Since his election, Quinn enthusiastically promoted austerity in Illinois, signing legislation to cut critical healthcare services in the state and slash pensions in violation of state constitutional protections. On pension reform, Quinn declared in 2012, “I know that I was put on earth to get this done.”

The cuts are estimated to cost tens of thousands of workers 20 percent of their pensions. A court challenge to the constitutionality of the cuts will be heard next month.

In 2012, Quinn backed bills to cut more than $1 billion in state Medicaid funding, which provides health benefits to the poor, and restricted eligibility for the program on which three million in Illinois rely. In a particularly vicious episode, state and city Democratic leaders closed multiple public mental health facilities in Chicago, Rockford and Tinley Park, sparking protests. The disused Tinley Park facility has since been utilized by the US military for urban warfare training exercises.

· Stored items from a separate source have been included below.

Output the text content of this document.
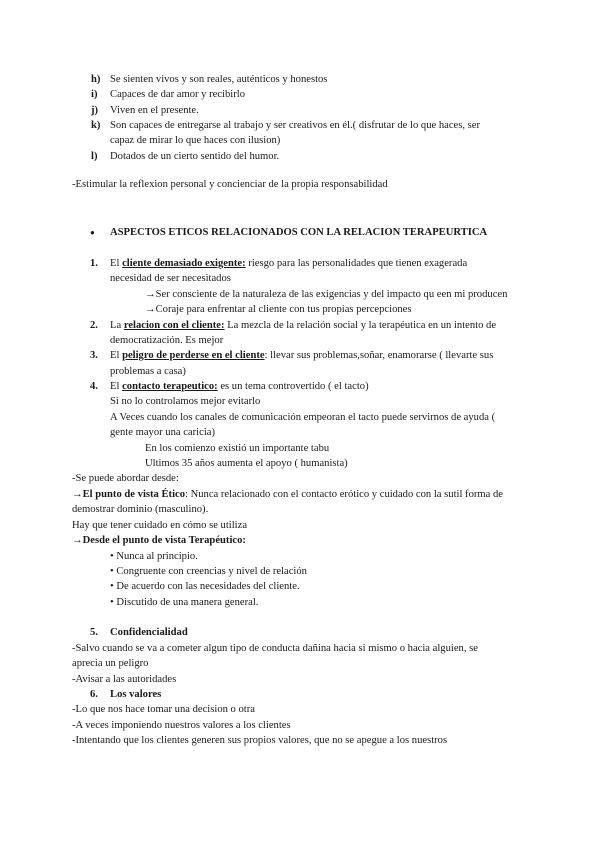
h) Se sienten vivos y son reales, auténticos y honestos
i) Capaces de dar amor y recibirlo
j) Viven en el presente.
k) Son capaces de entregarse al trabajo y ser creativos en él.( disfrutar de lo que haces, ser
capaz de mirar lo que haces con ilusion)
l) Dotados de un cierto sentido del humor.
-Estimular la reflexion personal y concienciar de la propia responsabilidad
● ASPECTOS ETICOS RELACIONADOS CON LA RELACION TERAPEURTICA
1. El cliente demasiado exigente: riesgo para las personalidades que tienen exagerada
necesidad de ser necesitados
→Ser consciente de la naturaleza de las exigencias y del impacto qu een mi producen
→Coraje para enfrentar al cliente con tus propias percepciones
2. La relacion con el cliente: La mezcla de la relación social y la terapéutica en un intento de
democratización. Es mejor
3. El peligro de perderse en el cliente: llevar sus problemas,soñar, enamorarse ( llevarte sus
problemas a casa)
4. El contacto terapeutico: es un tema controvertido ( el tacto)
Si no lo controlamos mejor evitarlo
A Veces cuando los canales de comunicación empeoran el tacto puede servirnos de ayuda (
gente mayor una caricia)
En los comienzo existió un importante tabu
Ultimos 35 años aumenta el apoyo ( humanista)
-Se puede abordar desde:
→El punto de vista Ético: Nunca relacionado con el contacto erótico y cuidado con la sutil forma de
demostrar dominio (masculino).
Hay que tener cuidado en cómo se utiliza
→Desde el punto de vista Terapéutico:
• Nunca al principio.
• Congruente con creencias y nivel de relación
• De acuerdo con las necesidades del cliente.
• Discutido de una manera general.
5. Confidencialidad
-Salvo cuando se va a cometer algun tipo de conducta dañina hacia si mismo o hacia alguien, se
aprecia un peligro
-Avisar a las autoridades
6. Los valores
-Lo que nos hace tomar una decision o otra
-A veces imponiendo nuestros valores a los clientes
-Intentando que los clientes generen sus propios valores, que no se apegue a los nuestros
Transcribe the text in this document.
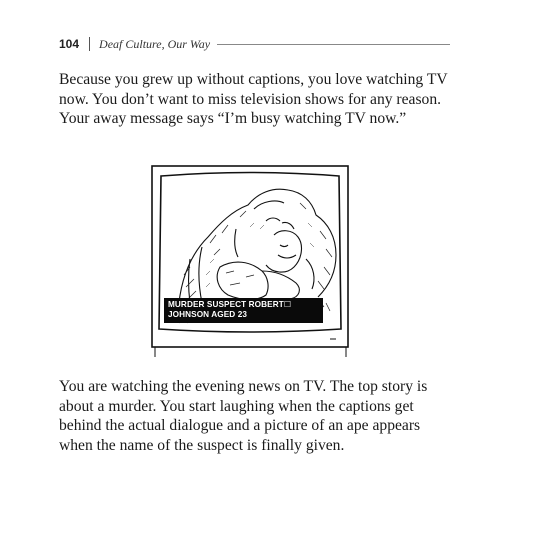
104 Deaf Culture, Our Way

Because you grew up without captions, you love watching TV now. You don’t want to miss television shows for any reason. Your away message says “I’m busy watching TV now.”

MURDER SUSPECT ROBERT☐
JOHNSON AGED 23

You are watching the evening news on TV. The top story is about a murder. You start laughing when the captions get behind the actual dialogue and a picture of an ape appears when the name of the suspect is finally given.
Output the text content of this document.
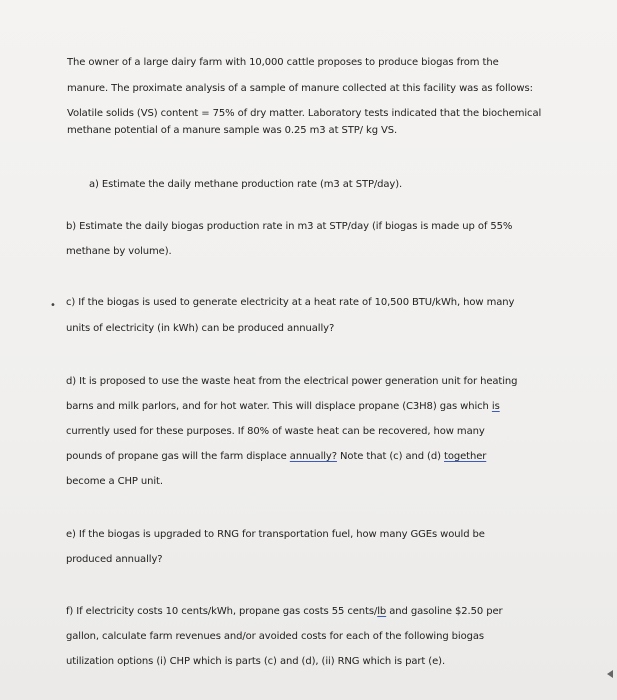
The owner of a large dairy farm with 10,000 cattle proposes to produce biogas from the
manure. The proximate analysis of a sample of manure collected at this facility was as follows:
Volatile solids (VS) content = 75% of dry matter. Laboratory tests indicated that the biochemical
methane potential of a manure sample was 0.25 m3 at STP/ kg VS.
a) Estimate the daily methane production rate (m3 at STP/day).
b) Estimate the daily biogas production rate in m3 at STP/day (if biogas is made up of 55%
methane by volume).
• c) If the biogas is used to generate electricity at a heat rate of 10,500 BTU/kWh, how many
units of electricity (in kWh) can be produced annually?
d) It is proposed to use the waste heat from the electrical power generation unit for heating
barns and milk parlors, and for hot water. This will displace propane (C3H8) gas which is
currently used for these purposes. If 80% of waste heat can be recovered, how many
pounds of propane gas will the farm displace annually? Note that (c) and (d) together
become a CHP unit.
e) If the biogas is upgraded to RNG for transportation fuel, how many GGEs would be
produced annually?
f) If electricity costs 10 cents/kWh, propane gas costs 55 cents/lb and gasoline $2.50 per
gallon, calculate farm revenues and/or avoided costs for each of the following biogas
utilization options (i) CHP which is parts (c) and (d), (ii) RNG which is part (e).
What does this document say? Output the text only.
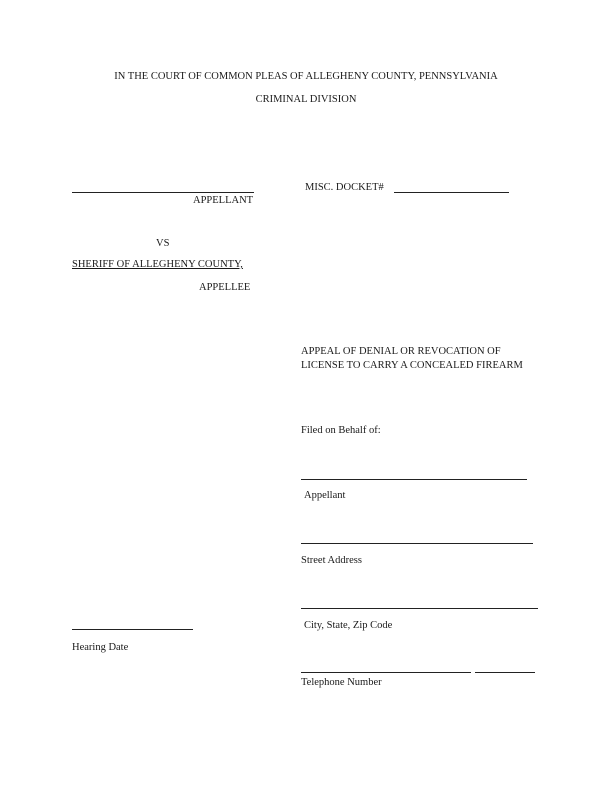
IN THE COURT OF COMMON PLEAS OF ALLEGHENY COUNTY, PENNSYLVANIA
CRIMINAL DIVISION
APPELLANT
MISC. DOCKET#
VS
SHERIFF OF ALLEGHENY COUNTY,
APPELLEE
APPEAL OF DENIAL OR REVOCATION OF
LICENSE TO CARRY A CONCEALED FIREARM
Filed on Behalf of:
Appellant
Street Address
City, State, Zip Code
Telephone Number
Hearing Date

Bruce Rauner, running on the Republican ticket, is a high-profile investor, the co-founder and former chairman of GTCR, a Chicago-based private equity firm. Rauner, who has reported making more than $60 million in 2013, has been financially and politically active in education “reform” efforts, advising Chicago mayor Rahm Emanuel on education policy and financially supporting privatization lobby groups, including Stand for Children. During an October 9 public debate with Quinn, Rauner cited as models two other millionaire Republicans who have spearheaded budget cuts and attacks on workers, Michigan governor Rick Snyder and Florida governor Rick Scott.

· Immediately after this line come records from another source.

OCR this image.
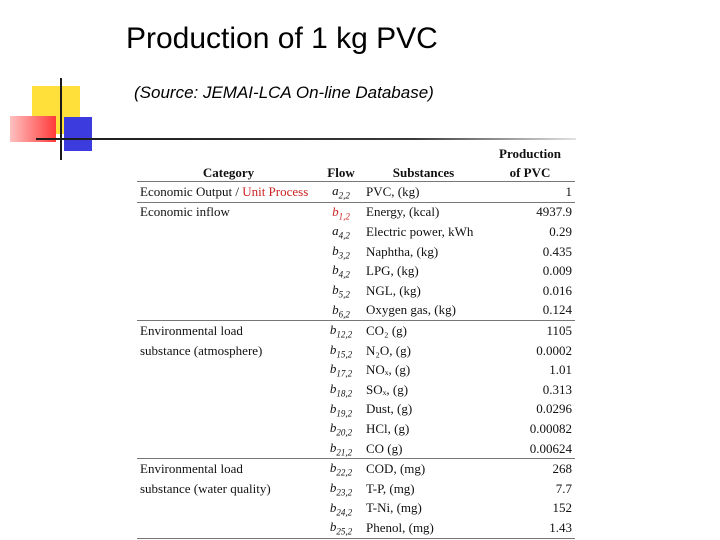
Production of 1 kg PVC
(Source: JEMAI-LCA On-line Database)
			Production
Category	Flow	Substances	of PVC
Economic Output / Unit Process	$a_{2,2}$	PVC, (kg)	1
Economic inflow	$b_{1,2}$	Energy, (kcal)	4937.9
	$a_{4,2}$	Electric power, kWh	0.29
	$b_{3,2}$	Naphtha, (kg)	0.435
	$b_{4,2}$	LPG, (kg)	0.009
	$b_{5,2}$	NGL, (kg)	0.016
	$b_{6,2}$	Oxygen gas, (kg)	0.124
Environmental load	$b_{12,2}$	CO₂ (g)	1105
substance (atmosphere)	$b_{15,2}$	N₂O, (g)	0.0002
	$b_{17,2}$	NOₓ, (g)	1.01
	$b_{18,2}$	SOₓ, (g)	0.313
	$b_{19,2}$	Dust, (g)	0.0296
	$b_{20,2}$	HCl, (g)	0.00082
	$b_{21,2}$	CO (g)	0.00624
Environmental load	$b_{22,2}$	COD, (mg)	268
substance (water quality)	$b_{23,2}$	T-P, (mg)	7.7
	$b_{24,2}$	T-Ni, (mg)	152
	$b_{25,2}$	Phenol, (mg)	1.43
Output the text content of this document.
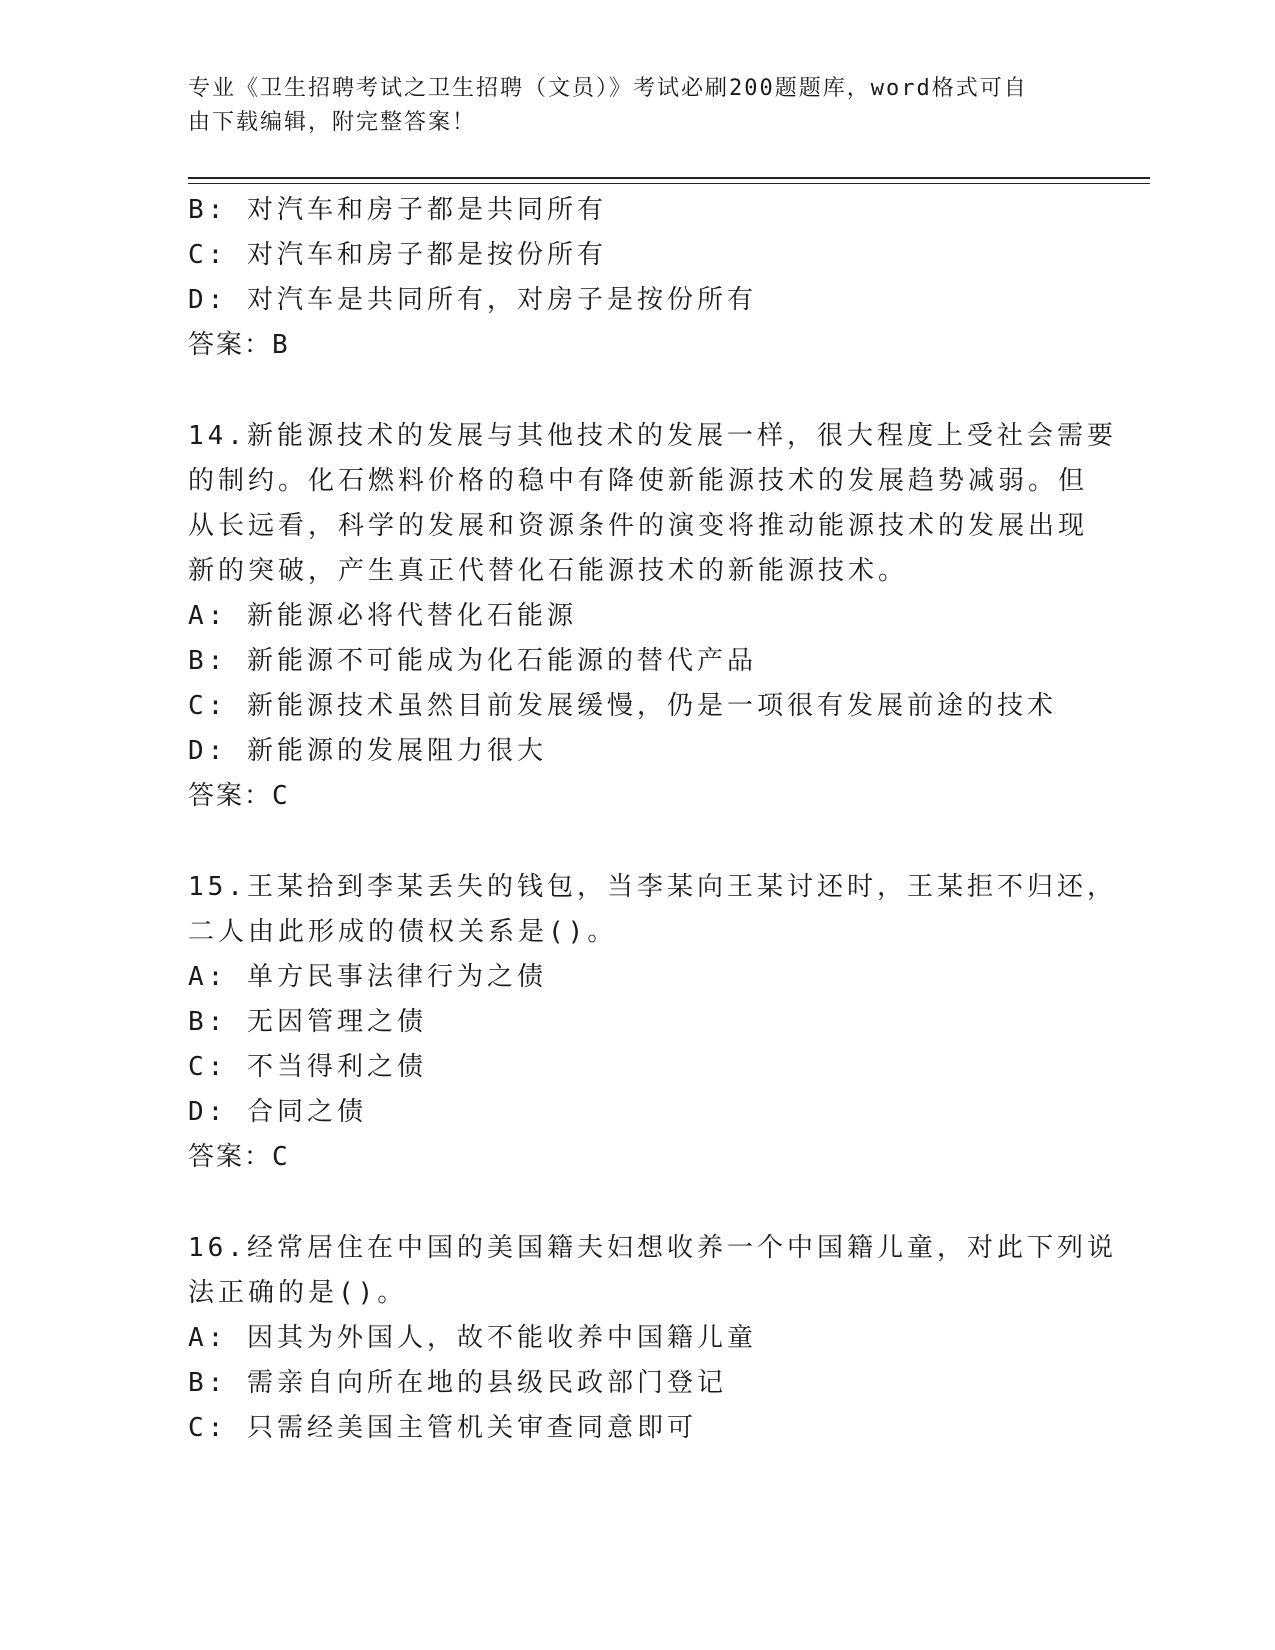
专业《卫生招聘考试之卫生招聘（文员）》考试必刷200题题库，word格式可自
由下载编辑，附完整答案！
B: 对汽车和房子都是共同所有
C: 对汽车和房子都是按份所有
D: 对汽车是共同所有，对房子是按份所有
答案：B
14.新能源技术的发展与其他技术的发展一样，很大程度上受社会需要
的制约。化石燃料价格的稳中有降使新能源技术的发展趋势减弱。但
从长远看，科学的发展和资源条件的演变将推动能源技术的发展出现
新的突破，产生真正代替化石能源技术的新能源技术。
A: 新能源必将代替化石能源
B: 新能源不可能成为化石能源的替代产品
C: 新能源技术虽然目前发展缓慢，仍是一项很有发展前途的技术
D: 新能源的发展阻力很大
答案：C
15.王某拾到李某丢失的钱包，当李某向王某讨还时，王某拒不归还，
二人由此形成的债权关系是()。
A: 单方民事法律行为之债
B: 无因管理之债
C: 不当得利之债
D: 合同之债
答案：C
16.经常居住在中国的美国籍夫妇想收养一个中国籍儿童，对此下列说
法正确的是()。
A: 因其为外国人，故不能收养中国籍儿童
B: 需亲自向所在地的县级民政部门登记
C: 只需经美国主管机关审查同意即可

The union bureaucracies in Illinois have endorsed the Democratic incumbent. Particularly significant are the endorsements of the two state teacher unions, the Illinois Federation of Teachers and the Illinois Education Association. In a calculated slap at public school teachers, Quinn chose as his running mate Paul Vallas, known for his efforts at promoting school privatization nationwide.

After serving as CEO of Chicago Public Schools, Vallas oversaw the expansion of charter schools in Philadelphia, beginning in 2002, and the complete charterization of schools in New Orleans, beginning in 2007, in the aftermath of Hurricane Katrina. He was managing privatization in Bridgeport, Connecticut until June 2013, when his efforts were cut short by a court ruling that determined he lacked the credentials required to lead the district. Five months later, Quinn announced Vallas would be his running mate.

Rauner has funded the same “reform” lobby organizations, including Stand for Children, that Vallas worked with. So teachers are confronted with two tickets, Democrat and Republican, both led by their bitter enemies.

Nevertheless, Chicago Teachers Union President Karen Lewis said, “I am proud CTU’s rank-and-file has made Governor Quinn their choice to lead Illinois. He is a consensus builder, will support public school educators and will continue his work to strengthen public education in Illinois and protect working families. Governor Quinn believes in public schools and I know he will fight to make sure every child has a great education.”

Like his Democratic counterparts in Chicago, Mayor Emanuel, and President Obama in the White House, Quinn has escalated the attack on teachers and public education. Quinn has, however, willingly sought out the assistance of the CTU and other unions in imposing these attacks.

In 2011, the CTU joined Illinois Democrats to pass a bill, SB 7, signed by Quinn, which stripped teachers of long-held rights and benefits and severely restricted their right to strike. This paved the way for the betrayal of the 2012 teachers strike by the CTU, which was followed by the closing of more than 50 schools in Chicago.

The SEIU and the Illinois firefighters union strongly endorsed Quinn in the spring. He also recieved an endorsement in September from AFSCME, whose members were hard hit by the Democratic governor’s pay and pension cuts.

While collaborating in these attacks, the unions’ overriding concern is maintaining good relations with the Democratic Party, which generally tries to keep the unions on board, protecting their legal status and the automatic deduction of union dues from workers’ paychecks.